Изменить размер шрифта - +
 — Ваша каюта напротив, если что понадобится, не стесняйтесь, круглые сутки ваш.

 

Крейсер уже далеко вышел в открытое море, и сколько Вася ни вглядывался в окружающее пространство, стоя на верхней палубе и опершись на фальшборт локтями, ничего не было видно, кроме бурой пустыни вод. Погода испортилась: посмурнело, тонко запел в корабельных антеннах ветер, по морю пошла зябкая рябь, время от времени выплескивавшая пенные гребешки, резко запахло приемным покоем, а прямо по курсу повисла низкая, тяжелая пелена оливкового оттенка, похожая на ту, что денно и нощно висит над Москвой и скрадывает город примерно по четвертые этажи. Потому-то и колокола Первопрестольной звонят глухо, недостоверно, как под водой, — а, между прочим, чегой-то они звонят? Ах да, это хоронят государя Александра Петровича, вечная ему память, в открытом гробу, который несут на плечах шестеро рынд в старинных горлатных шапках, впереди же шествует духовенство во главе с патриархом Филофеем, кадящее ладаном и гнусавящее о чем-то древнем, грозном и непростительном, а вокруг толпится народ с непокрытыми головами, который плачет и стенает, жалеючи покойника за тихость и простоту.

Правитель Перламутров наблюдал эту картину из окошка государевых покоев, куда он переселился за сутки до похорон. В дверях горницы стояли четверо окольничих с автоматами, за спиной у правителя переминался с ноги на ногу главнокомандующий Пуговка-Шумский и понуро теребил форменную фуражку.

— Стало быть, весь гвардейский корпус перешел на сторону самозванца? спросил, не оборачиваясь, Перламутров, все еще глядевший как зачарованный на заснеженную Ивановскую площадь, черную от народа.

Пуговка-Шумский ему в ответ:

— Так точно: постреляли, сукины дети, минут десять для приличия и сдались.

— Ты своими-то глазами самозванца видел?

— Как же, видел, и во время сражения при Валдае, и в Серпухове вчера.

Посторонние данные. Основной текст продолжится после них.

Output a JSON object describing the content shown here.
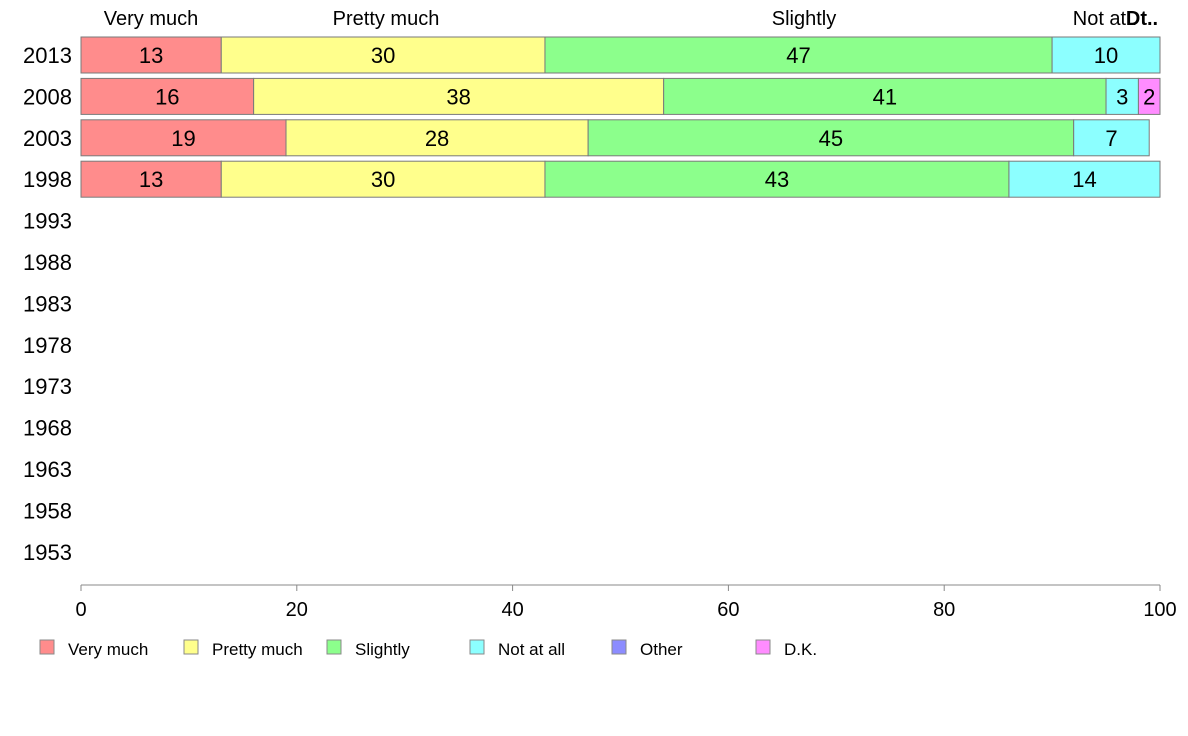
{
  "chart_data": {
    "type": "bar",
    "orientation": "horizontal",
    "stacked": true,
    "categories": [
      "2013",
      "2008",
      "2003",
      "1998",
      "1993",
      "1988",
      "1983",
      "1978",
      "1973",
      "1968",
      "1963",
      "1958",
      "1953"
    ],
    "series": [
      {
        "name": "Very much",
        "color": "#ff8c8c",
        "values": [
          13,
          16,
          19,
          13,
          null,
          null,
          null,
          null,
          null,
          null,
          null,
          null,
          null
        ]
      },
      {
        "name": "Pretty much",
        "color": "#ffff8c",
        "values": [
          30,
          38,
          28,
          30,
          null,
          null,
          null,
          null,
          null,
          null,
          null,
          null,
          null
        ]
      },
      {
        "name": "Slightly",
        "color": "#8cff8c",
        "values": [
          47,
          41,
          45,
          43,
          null,
          null,
          null,
          null,
          null,
          null,
          null,
          null,
          null
        ]
      },
      {
        "name": "Not at all",
        "color": "#8cffff",
        "values": [
          10,
          3,
          7,
          14,
          null,
          null,
          null,
          null,
          null,
          null,
          null,
          null,
          null
        ]
      },
      {
        "name": "Other",
        "color": "#8c8cff",
        "values": [
          0,
          0,
          0,
          0,
          null,
          null,
          null,
          null,
          null,
          null,
          null,
          null,
          null
        ]
      },
      {
        "name": "D.K.",
        "color": "#ff8cff",
        "values": [
          0,
          2,
          0,
          0,
          null,
          null,
          null,
          null,
          null,
          null,
          null,
          null,
          null
        ]
      }
    ],
    "top_labels": [
      "Very much",
      "Pretty much",
      "Slightly",
      "Not at .",
      "Dt.."
    ],
    "xlim": [
      0,
      100
    ],
    "xticks": [
      0,
      20,
      40,
      60,
      80,
      100
    ],
    "legend_position": "bottom"
  }
}
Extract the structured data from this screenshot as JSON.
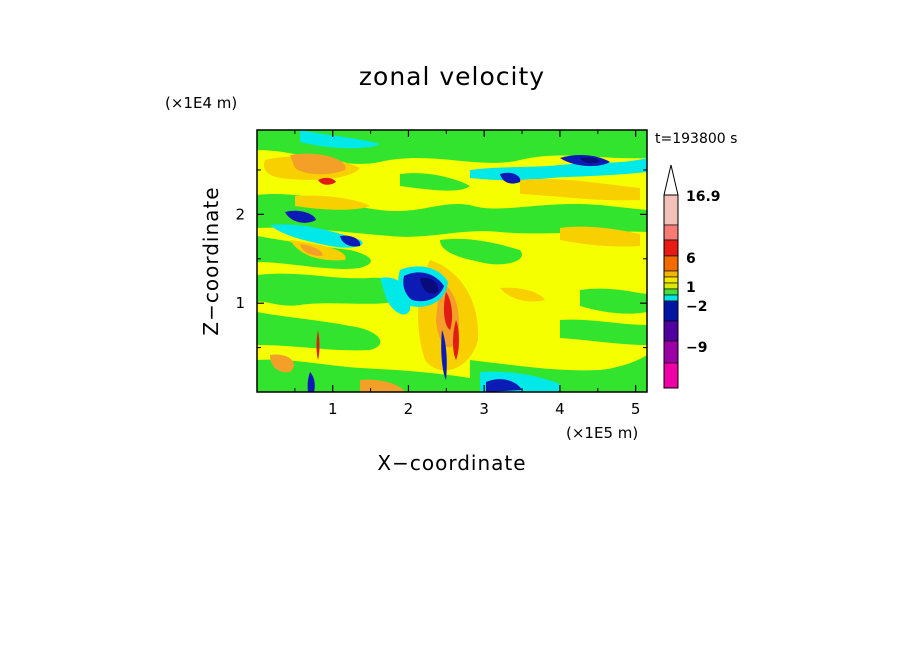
{
  "chart_data": {
    "type": "heatmap",
    "title": "zonal velocity",
    "xlabel": "X−coordinate",
    "ylabel": "Z−coordinate",
    "x_scale_label": "(×1E5 m)",
    "y_scale_label": "(×1E4 m)",
    "time_label": "t=193800 s",
    "xlim": [
      0,
      5.15
    ],
    "ylim": [
      0,
      2.95
    ],
    "x_ticks": [
      1,
      2,
      3,
      4,
      5
    ],
    "x_tick_labels": [
      "1",
      "2",
      "3",
      "4",
      "5"
    ],
    "y_ticks": [
      1,
      2
    ],
    "y_tick_labels": [
      "1",
      "2"
    ],
    "colorbar": {
      "levels_top_to_bottom": [
        "#f4c0ba",
        "#f47b76",
        "#e51b14",
        "#f26b00",
        "#f4b500",
        "#f5e800",
        "#dbe900",
        "#43e040",
        "#00e5e5",
        "#0016a3",
        "#5000a0",
        "#9a00a6",
        "#ef00a6"
      ],
      "tick_labels": [
        "16.9",
        "6",
        "1",
        "−2",
        "−9"
      ],
      "tick_values": [
        16.9,
        6,
        1,
        -2,
        -9
      ],
      "extend": "max"
    },
    "field_colors": {
      "background": "#f5ff00",
      "green": "#33e42e",
      "cyan": "#00e8e8",
      "orange": "#f4a028",
      "yellow_orange": "#f8d000",
      "blue": "#0c1bb5",
      "dark_blue": "#0a0a7a",
      "red": "#e21b13"
    }
  }
}
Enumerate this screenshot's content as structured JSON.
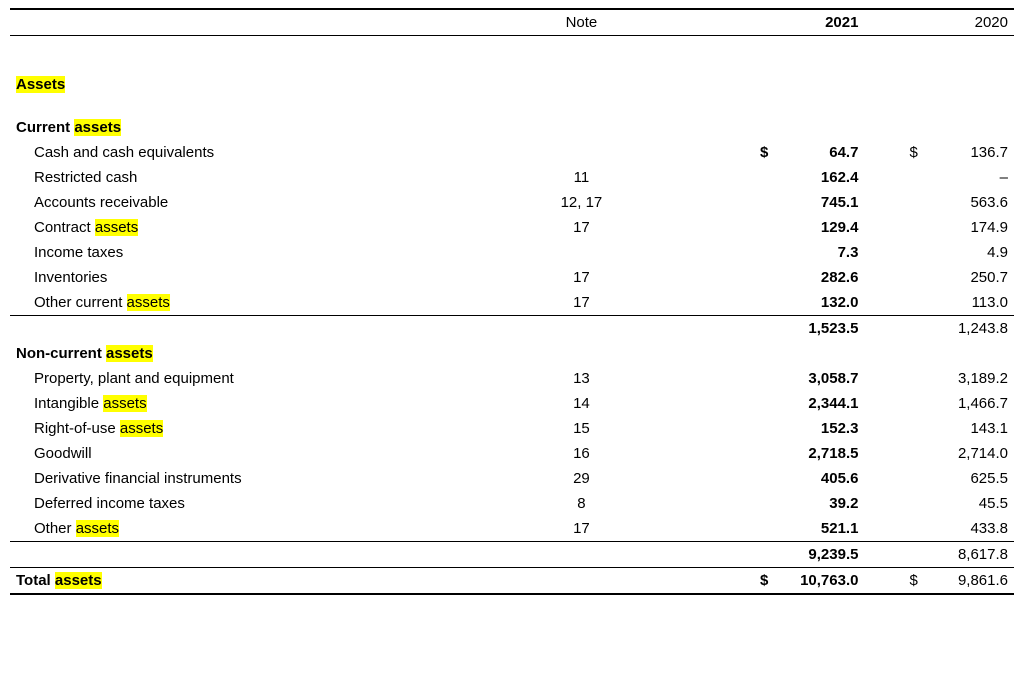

Наглость невероятная: ведь ему на внешность лет тридцать будет, а он претендует на Государственное Дитя!

— Позволь, как это в Серпухове?! Он разве уже до Серпухова дошел?!

— Вчера был в Серпухове, следовательно, сегодня может быть и в Москве…

— Помнишь, Василий Иванович, ты голову давал на отсечение, что разгонишь эту шатию-братию силами одного Измайловского полка?

— Что-то не помню, — сказал Пуговка-Шумский зло.

— А я вот отлично помню! Так что голову на отсечение ты отдай!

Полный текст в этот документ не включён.